Personal information
- Date of birth: 7 July 1954
- Place of birth: Tuzla, PR Bosnia and Herzegovina, FPR Yugoslavia
- Date of death: 27 December 2025 (aged 71)
- Place of death: Tuzla, Bosnia and Herzegovina
- Position: Defender

Senior career*
- Years: Team / Apps / (Gls)
- 1972–1976: Sloboda Tuzla / 47 / (0)
- 1976–1977: Osijek / 20 / (0)
- 1978–1979: Radnički Niš / 19 / (0)
- 1979–1988: Budućnost Banovići

Managerial career
- -2002: Sloboda Tuzla

= Suad Kalesić =

Bosnian-Herzegovinian footballer (1954–2025)

Suad Kalesić (7 July 1954 – 27 December 2025) was a Bosnian-Herzegovinian football who played as a defender in several clubs in Yugoslav First and Second League.

==Playing career==
Born in Tuzla, PR Bosnia and Herzegovina back then within Yugoslavia, he started playing in local side Sloboda Tuzla playing in the Yugoslav First League between 1972 and 1976. In summer 1976 he moved to Osijek which were playing in the Yugoslav Second League but were aspiring to promotion, which they achieved at the end of the season.

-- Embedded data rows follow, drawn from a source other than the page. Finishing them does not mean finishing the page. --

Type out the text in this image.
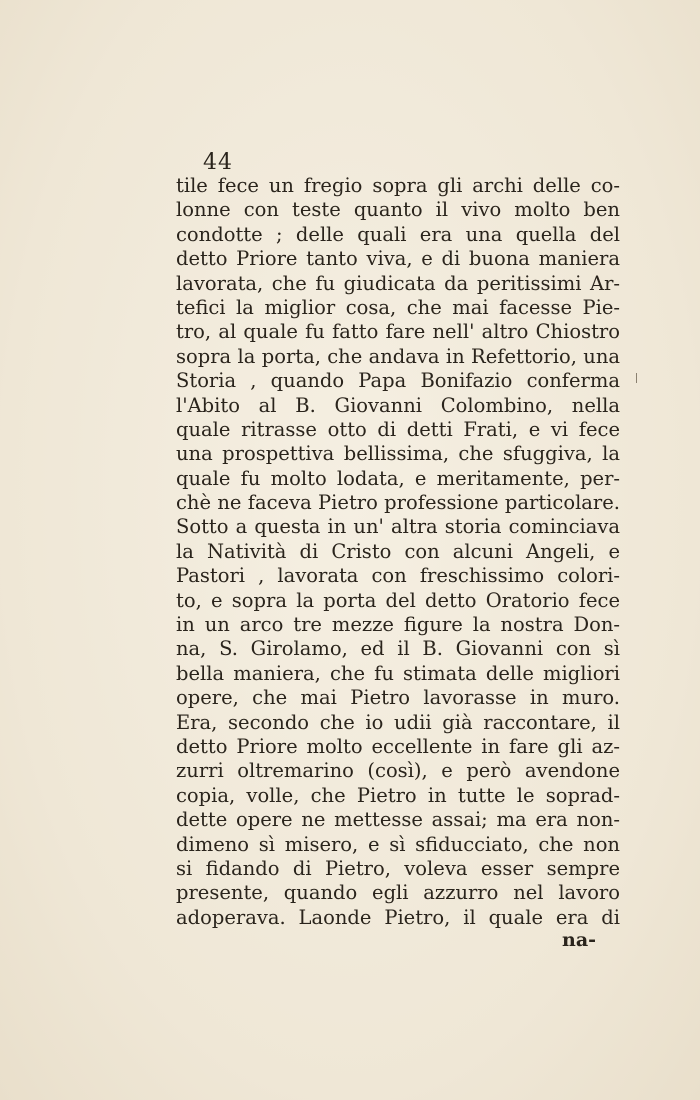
44
tile fece un fregio sopra gli archi delle co-
lonne con teste quanto il vivo molto ben
condotte ; delle quali era una quella del
detto Priore tanto viva, e di buona maniera
lavorata, che fu giudicata da peritissimi Ar-
tefici la miglior cosa, che mai facesse Pie-
tro, al quale fu fatto fare nell' altro Chiostro
sopra la porta, che andava in Refettorio, una
Storia , quando Papa Bonifazio conferma
l'Abito al B. Giovanni Colombino, nella
quale ritrasse otto di detti Frati, e vi fece
una prospettiva bellissima, che sfuggiva, la
quale fu molto lodata, e meritamente, per-
chè ne faceva Pietro professione particolare.
Sotto a questa in un' altra storia cominciava
la Natività di Cristo con alcuni Angeli, e
Pastori , lavorata con freschissimo colori-
to, e sopra la porta del detto Oratorio fece
in un arco tre mezze figure la nostra Don-
na, S. Girolamo, ed il B. Giovanni con sì
bella maniera, che fu stimata delle migliori
opere, che mai Pietro lavorasse in muro.
Era, secondo che io udii già raccontare, il
detto Priore molto eccellente in fare gli az-
zurri oltremarino (così), e però avendone
copia, volle, che Pietro in tutte le soprad-
dette opere ne mettesse assai; ma era non-
dimeno sì misero, e sì sfiducciato, che non
si fidando di Pietro, voleva esser sempre
presente, quando egli azzurro nel lavoro
adoperava. Laonde Pietro, il quale era di
na-
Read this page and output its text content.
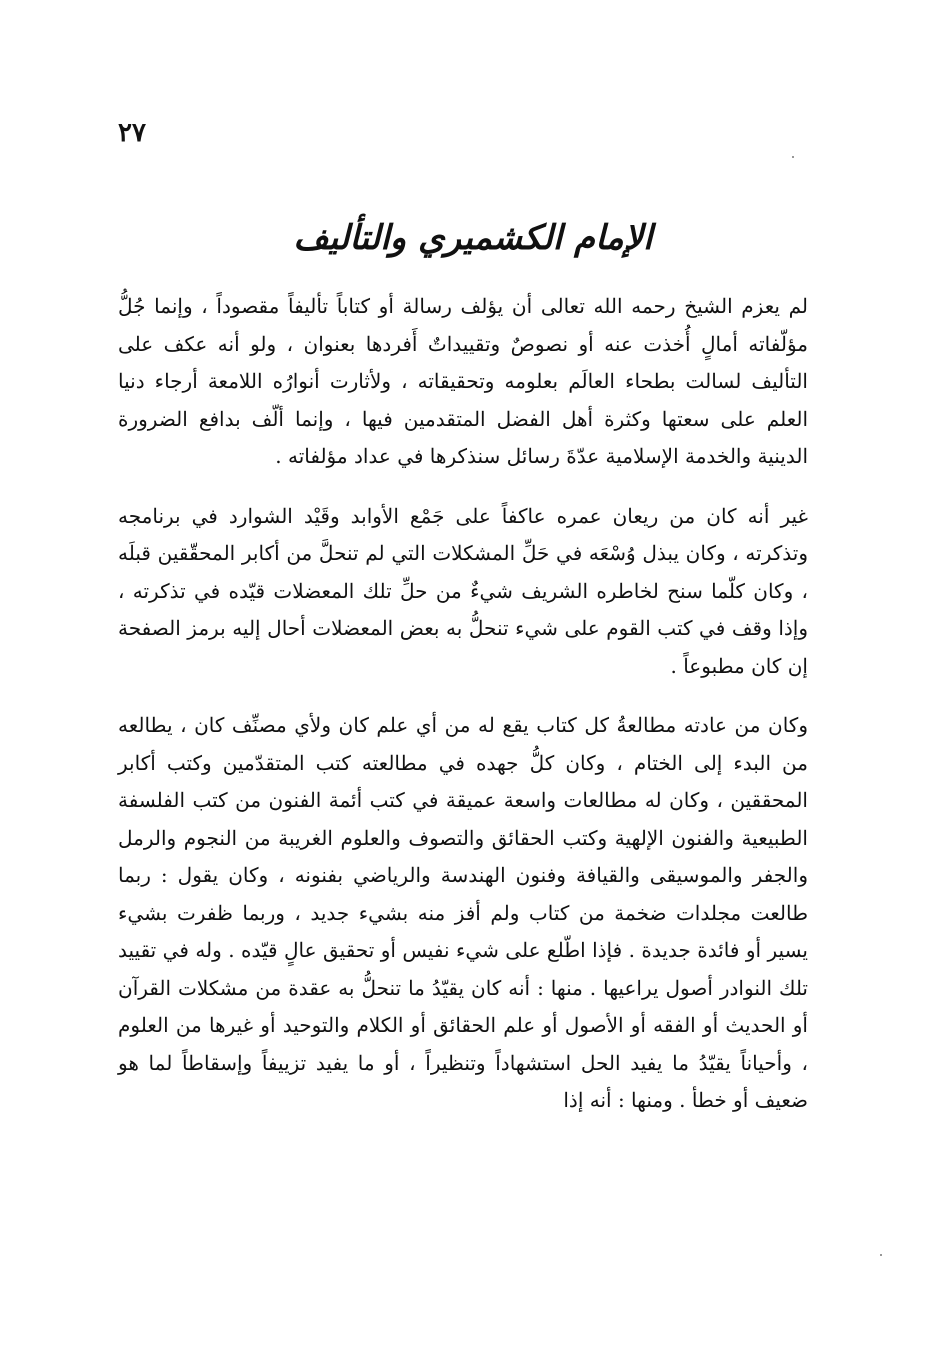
٢٧
الإمام الكشميري والتأليف

لم يعزم الشيخ رحمه الله تعالى أن يؤلف رسالة أو كتاباً تأليفاً مقصوداً ، وإنما جُلُّ مؤلّفاته أمالٍ أُخذت عنه أو نصوصٌ وتقييداتٌ أَفردها بعنوان ، ولو أنه عكف على التأليف لسالت بطحاء العالَم بعلومه وتحقيقاته ، ولأثارت أنوارُه اللامعة أرجاء دنيا العلم على سعتها وكثرة أهل الفضل المتقدمين فيها ، وإنما ألّف بدافع الضرورة الدينية والخدمة الإسلامية عدّةَ رسائل سنذكرها في عداد مؤلفاته .

غير أنه كان من ريعان عمره عاكفاً على جَمْع الأوابد وقَيْد الشوارد في برنامجه وتذكرته ، وكان يبذل وُسْعَه في حَلِّ المشكلات التي لم تنحلَّ من أكابر المحقّقين قبلَه ، وكان كلّما سنح لخاطره الشريف شيءٌ من حلِّ تلك المعضلات قيّده في تذكرته ، وإذا وقف في كتب القوم على شيء تنحلُّ به بعض المعضلات أحال إليه برمز الصفحة إن كان مطبوعاً .

وكان من عادته مطالعةُ كل كتاب يقع له من أي علم كان ولأي مصنِّف كان ، يطالعه من البدء إلى الختام ، وكان كلُّ جهده في مطالعته كتب المتقدّمين وكتب أكابر المحققين ، وكان له مطالعات واسعة عميقة في كتب أئمة الفنون من كتب الفلسفة الطبيعية والفنون الإلهية وكتب الحقائق والتصوف والعلوم الغريبة من النجوم والرمل والجفر والموسيقى والقيافة وفنون الهندسة والرياضي بفنونه ، وكان يقول : ربما طالعت مجلدات ضخمة من كتاب ولم أفز منه بشيء جديد ، وربما ظفرت بشيء يسير أو فائدة جديدة . فإذا اطّلع على شيء نفيس أو تحقيق عالٍ قيّده . وله في تقييد تلك النوادر أصول يراعيها . منها : أنه كان يقيّدُ ما تنحلُّ به عقدة من مشكلات القرآن أو الحديث أو الفقه أو الأصول أو علم الحقائق أو الكلام والتوحيد أو غيرها من العلوم ، وأحياناً يقيّدُ ما يفيد الحل استشهاداً وتنظيراً ، أو ما يفيد تزييفاً وإسقاطاً لما هو ضعيف أو خطأ . ومنها : أنه إذا
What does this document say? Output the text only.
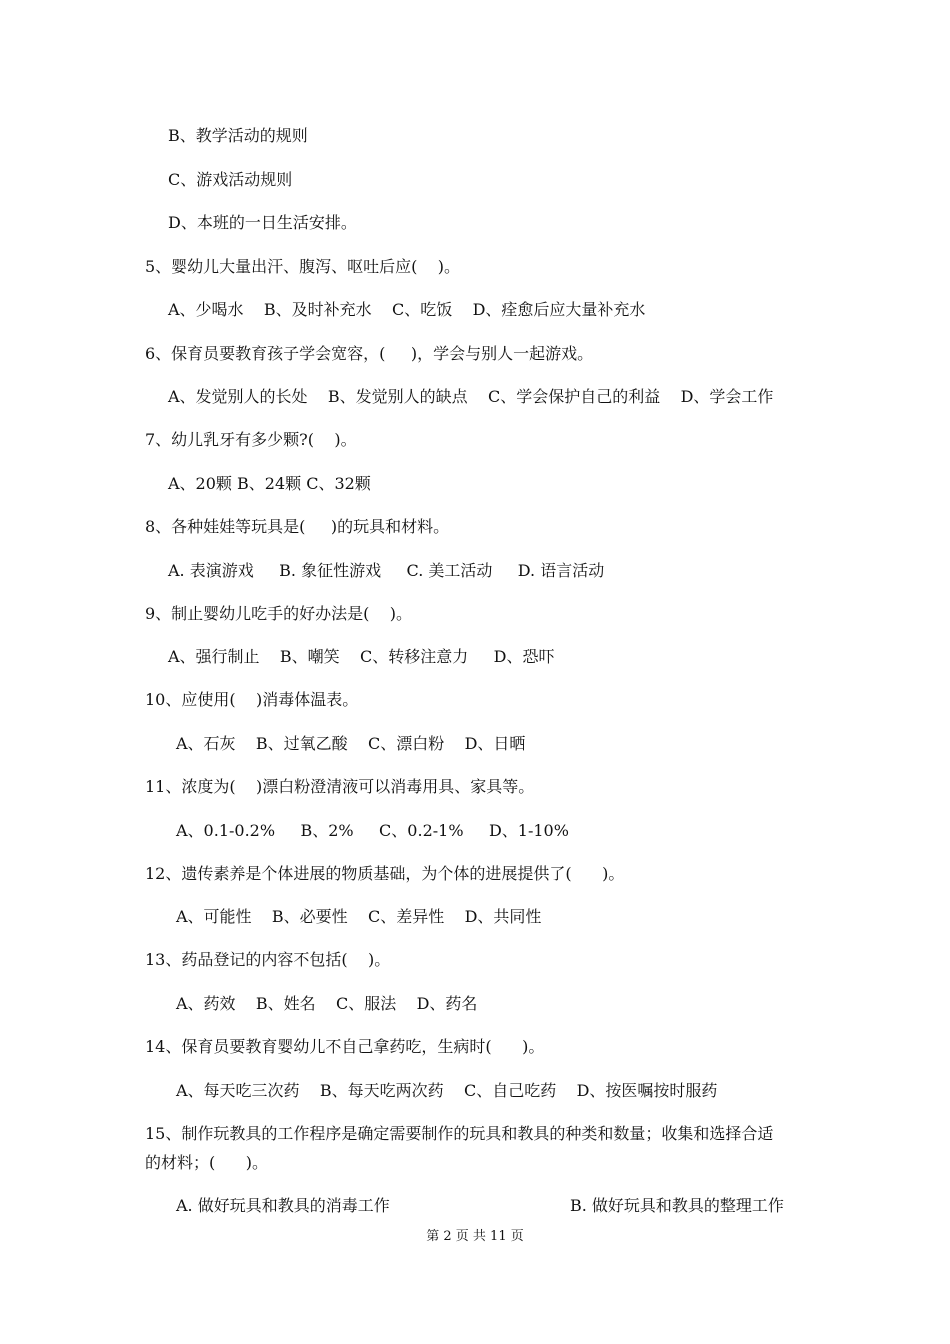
B、教学活动的规则

C、游戏活动规则

D、本班的一日生活安排。

5、婴幼儿大量出汗、腹泻、呕吐后应(    )。

A、少喝水    B、及时补充水    C、吃饭    D、痊愈后应大量补充水

6、保育员要教育孩子学会宽容，(     )，学会与别人一起游戏。

A、发觉别人的长处    B、发觉别人的缺点    C、学会保护自己的利益    D、学会工作

7、幼儿乳牙有多少颗?(    )。

A、20颗 B、24颗 C、32颗

8、各种娃娃等玩具是(     )的玩具和材料。

A. 表演游戏     B. 象征性游戏     C. 美工活动     D. 语言活动

9、制止婴幼儿吃手的好办法是(    )。

A、强行制止    B、嘲笑    C、转移注意力     D、恐吓

10、应使用(    )消毒体温表。

A、石灰    B、过氧乙酸    C、漂白粉    D、日晒

11、浓度为(    )漂白粉澄清液可以消毒用具、家具等。

A、0.1-0.2%     B、2%     C、0.2-1%     D、1-10%

12、遗传素养是个体进展的物质基础，为个体的进展提供了(      )。

A、可能性    B、必要性    C、差异性    D、共同性

13、药品登记的内容不包括(    )。

A、药效    B、姓名    C、服法    D、药名

14、保育员要教育婴幼儿不自己拿药吃，生病时(      )。

A、每天吃三次药    B、每天吃两次药    C、自己吃药    D、按医嘱按时服药

15、制作玩教具的工作程序是确定需要制作的玩具和教具的种类和数量；收集和选择合适

的材料；(      )。

A. 做好玩具和教具的消毒工作	B. 做好玩具和教具的整理工作

第 2 页 共 11 页
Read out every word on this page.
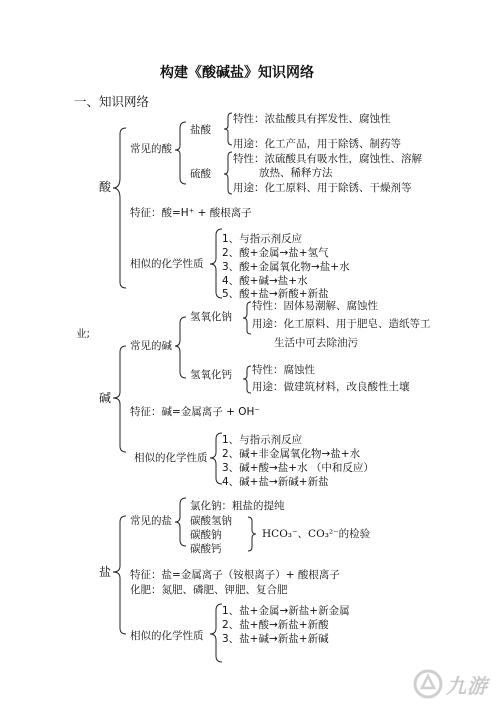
构建《酸碱盐》知识网络
一、知识网络
酸
常见的酸
盐酸
特性：浓盐酸具有挥发性、腐蚀性
用途：化工产品，用于除锈、制药等
硫酸
特性：浓硫酸具有吸水性，腐蚀性、溶解
放热、稀释方法
用途：化工原料、用于除锈、干燥剂等
特征：酸=H⁺ + 酸根离子
相似的化学性质
1、与指示剂反应
2、酸+金属→盐+氢气
3、酸+金属氧化物→盐+水
4、酸+碱→盐+水
5、酸+盐→新酸+新盐
业;
碱
常见的碱
氢氧化钠
特性：固体易潮解、腐蚀性
用途：化工原料、用于肥皂、造纸等工
生活中可去除油污
氢氧化钙 特性：腐蚀性
用途：做建筑材料，改良酸性土壤
特征：碱=金属离子 + OH⁻
相似的化学性质
1、与指示剂反应
2、碱+非金属氧化物→盐+水
3、碱+酸→盐+水 （中和反应）
4、碱+盐→新碱+新盐
盐
常见的盐
氯化钠：粗盐的提纯
碳酸氢钠
碳酸钠
碳酸钙
HCO₃⁻、CO₃²⁻的检验
特征：盐=金属离子（铵根离子）+ 酸根离子
化肥：氮肥、磷肥、钾肥、复合肥
相似的化学性质
1、盐+金属→新盐+新金属
2、盐+酸→新盐+新酸
3、盐+碱→新盐+新碱
九游
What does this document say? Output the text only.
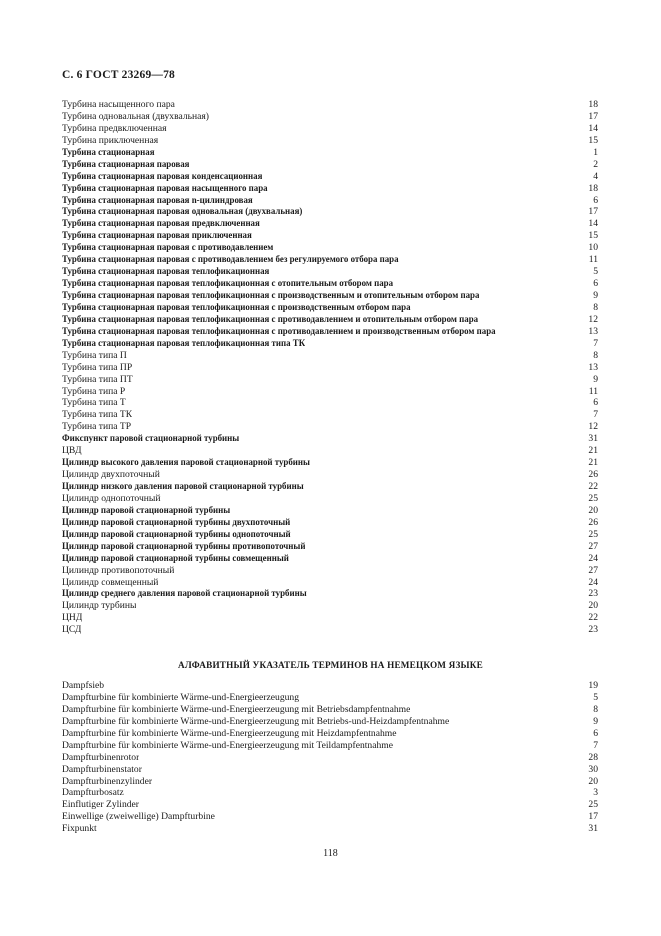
С. 6 ГОСТ 23269—78
Турбина насыщенного пара	18
Турбина одновальная (двухвальная)	17
Турбина предвключенная	14
Турбина приключенная	15
Турбина стационарная	1
Турбина стационарная паровая	2
Турбина стационарная паровая конденсационная	4
Турбина стационарная паровая насыщенного пара	18
Турбина стационарная паровая n-цилиндровая	6
Турбина стационарная паровая одновальная (двухвальная)	17
Турбина стационарная паровая предвключенная	14
Турбина стационарная паровая приключенная	15
Турбина стационарная паровая с противодавлением	10
Турбина стационарная паровая с противодавлением без регулируемого отбора пара	11
Турбина стационарная паровая теплофикационная	5
Турбина стационарная паровая теплофикационная с отопительным отбором пара	6
Турбина стационарная паровая теплофикационная с производственным и отопительным отбором пара	9
Турбина стационарная паровая теплофикационная с производственным отбором пара	8
Турбина стационарная паровая теплофикационная с противодавлением и отопительным отбором пара	12
Турбина стационарная паровая теплофикационная с противодавлением и производственным отбором пара	13
Турбина стационарная паровая теплофикационная типа ТК	7
Турбина типа П	8
Турбина типа ПР	13
Турбина типа ПТ	9
Турбина типа Р	11
Турбина типа Т	6
Турбина типа ТК	7
Турбина типа ТР	12
Фикспункт паровой стационарной турбины	31
ЦВД	21
Цилиндр высокого давления паровой стационарной турбины	21
Цилиндр двухпоточный	26
Цилиндр низкого давления паровой стационарной турбины	22
Цилиндр однопоточный	25
Цилиндр паровой стационарной турбины	20
Цилиндр паровой стационарной турбины двухпоточный	26
Цилиндр паровой стационарной турбины однопоточный	25
Цилиндр паровой стационарной турбины противопоточный	27
Цилиндр паровой стационарной турбины совмещенный	24
Цилиндр противопоточный	27
Цилиндр совмещенный	24
Цилиндр среднего давления паровой стационарной турбины	23
Цилиндр турбины	20
ЦНД	22
ЦСД	23
АЛФАВИТНЫЙ УКАЗАТЕЛЬ ТЕРМИНОВ НА НЕМЕЦКОМ ЯЗЫКЕ
Dampfsieb	19
Dampfturbine für kombinierte Wärme-und-Energieerzeugung	5
Dampfturbine für kombinierte Wärme-und-Energieerzeugung mit Betriebsdampfentnahme	8
Dampfturbine für kombinierte Wärme-und-Energieerzeugung mit Betriebs-und-Heizdampfentnahme	9
Dampfturbine für kombinierte Wärme-und-Energieerzeugung mit Heizdampfentnahme	6
Dampfturbine für kombinierte Wärme-und-Energieerzeugung mit Teildampfentnahme	7
Dampfturbinenrotor	28
Dampfturbinenstator	30
Dampfturbinenzylinder	20
Dampfturbosatz	3
Einflutiger Zylinder	25
Einwellige (zweiwellige) Dampfturbine	17
Fixpunkt	31
118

Kalesić then played the first half of the 1977–78 Yugoslav First League with Osijek, but at the winter break another top-league side brought him to their team, Radnički Niš. He played in Niš until summer 1979 when he moved to Budućnost Banovići playing with them until 1988 in third level.

==Managerial career==
Kalesić was replaced by Mirza Hadzić as manager of Sloboda Tuzla in March 2002.

==Death==
Kalesić died in Tuzla on 27 December 2025, at the age of 71.